Which? investigation reveals vulnerable smart and internet of things gadgets that could leave your home open to hackers

A Which? investigation has shown how hackers can gain access to a home network and various connected devices in a matter of days. Welcome to the hackable home.

No longer just tech-industry hype, smart gadgets are fast becoming household staples. It’s estimated that there will be a staggering 75.4bn connected devices in the world by 2025.

Smart home hubs – Amazon Echo, Google Home and more expertly tested

Hacking a real home

We set up a real home with a host of smart gadgets – from a CCTV camera system to a Bluetooth cuddly toy – and hired ethical security researchers SureCloud to hack it. Watch our video above to see the results.

Alongside a range of hacking techniques, SureCloud ran surveillance on the home and those who lived there to gather information that could be used to breach their digital security (all with their consent, of course).

Some of the devices proved harder to hack than others, but eight out of fifteen were found to have a security vulnerability, including:

Internet router – This is the gateway to all connected devices within the home. The Virgin Media Super Hub 2 router was already set up in our target home, and the owner hadn’t changed the default password on the sticker. SureCloud was able to gain access to it in just a few days. In light of our investigation, Virgin is advising more than 800,000 customers with Super Hub 2s to change their password. Find out more in our Super Hub 2 news story.

CCTV camera – With some wireless cameras, hackers don’t even need to try hard to gain access. We investigated a home CCTV camera system, branded Fredi Megapix, which operates over the public internet using a default administrator account without a password. Alongside the camera in our test house, we found thousands of similar cameras available, which could let anyone watch the live feed over the internet. We were unable to contact Fredi Megapix to share our findings.

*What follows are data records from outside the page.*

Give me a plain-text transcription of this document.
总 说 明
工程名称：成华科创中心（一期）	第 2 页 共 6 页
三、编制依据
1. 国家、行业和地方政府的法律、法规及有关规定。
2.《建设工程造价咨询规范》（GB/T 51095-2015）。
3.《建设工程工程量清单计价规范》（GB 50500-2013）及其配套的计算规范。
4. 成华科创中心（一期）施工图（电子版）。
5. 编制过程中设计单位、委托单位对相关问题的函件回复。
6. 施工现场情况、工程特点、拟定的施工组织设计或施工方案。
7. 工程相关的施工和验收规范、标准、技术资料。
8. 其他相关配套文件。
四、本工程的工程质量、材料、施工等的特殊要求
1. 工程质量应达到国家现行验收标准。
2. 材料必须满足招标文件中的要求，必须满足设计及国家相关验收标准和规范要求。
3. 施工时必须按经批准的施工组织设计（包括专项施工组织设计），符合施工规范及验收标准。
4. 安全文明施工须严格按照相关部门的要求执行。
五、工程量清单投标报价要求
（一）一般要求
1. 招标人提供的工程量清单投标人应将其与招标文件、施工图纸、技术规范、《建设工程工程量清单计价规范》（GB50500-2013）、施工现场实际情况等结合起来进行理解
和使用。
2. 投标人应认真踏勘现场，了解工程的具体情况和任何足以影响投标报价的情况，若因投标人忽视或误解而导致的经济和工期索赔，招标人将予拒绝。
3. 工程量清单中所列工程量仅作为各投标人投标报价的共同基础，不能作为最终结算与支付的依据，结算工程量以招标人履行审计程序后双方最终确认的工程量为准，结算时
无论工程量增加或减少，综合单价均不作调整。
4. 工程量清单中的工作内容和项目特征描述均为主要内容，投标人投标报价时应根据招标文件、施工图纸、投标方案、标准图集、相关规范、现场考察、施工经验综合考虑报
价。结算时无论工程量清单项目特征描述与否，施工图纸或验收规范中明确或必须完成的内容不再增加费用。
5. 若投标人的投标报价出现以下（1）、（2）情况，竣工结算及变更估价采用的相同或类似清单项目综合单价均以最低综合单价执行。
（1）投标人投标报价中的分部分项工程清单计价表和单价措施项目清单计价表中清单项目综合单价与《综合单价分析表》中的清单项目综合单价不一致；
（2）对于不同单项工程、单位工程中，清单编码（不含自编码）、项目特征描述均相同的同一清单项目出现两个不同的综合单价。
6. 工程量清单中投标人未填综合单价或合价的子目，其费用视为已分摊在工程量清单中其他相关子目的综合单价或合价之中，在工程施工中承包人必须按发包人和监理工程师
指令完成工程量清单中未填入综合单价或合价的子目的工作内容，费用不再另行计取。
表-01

Smart children’s toy – CloudPets are stuffed toys that enable family and friends to send messages to a child. Building on an already-published flaw, the SureCloud team hacked the toy and made it play their voice messages instead. As you can see in the video report, we used a hacked CloudPet cat to order cat food from an Amazon Echo. This was a bit of fun but, while we didn’t test this specifically in our investigation, we’re concerned that anyone could use the same method to ‘speak’ to children from outside the home. Find out more in our CloudPets news story.

Make it ‘secure by design’

Which? tests many smart products for how well they protect your online privacy and security. As we have done in this investigation, when we find a significant vulnerability we contact the manufacturer of the affected product or service to address it.

However, we believe that more needs to be done. The industry must take the security of internet-enabled and smart products seriously by incorporating it as a top priority from the outset.

For more information on how to better protect your smart home devices, and advice on data privacy, head to our five ways to protect your smart home from hackers guide.

Expert view – Melissa Massey, Which? Consumer Rights

If your data is lost and this causes you financial damage or distress, you may be able to make a claim for compensation from the organisation that lost it.

Organisations are bound by the Data Protection Act 1998 to keep your data secure, which means they must take measures to prevent unauthorised or unlawful processing of your personal data.

They must also protect against accidental loss or destruction of, or damage to, your personal data. You can find more information, including how to make a compensation claim, in our data loss guide.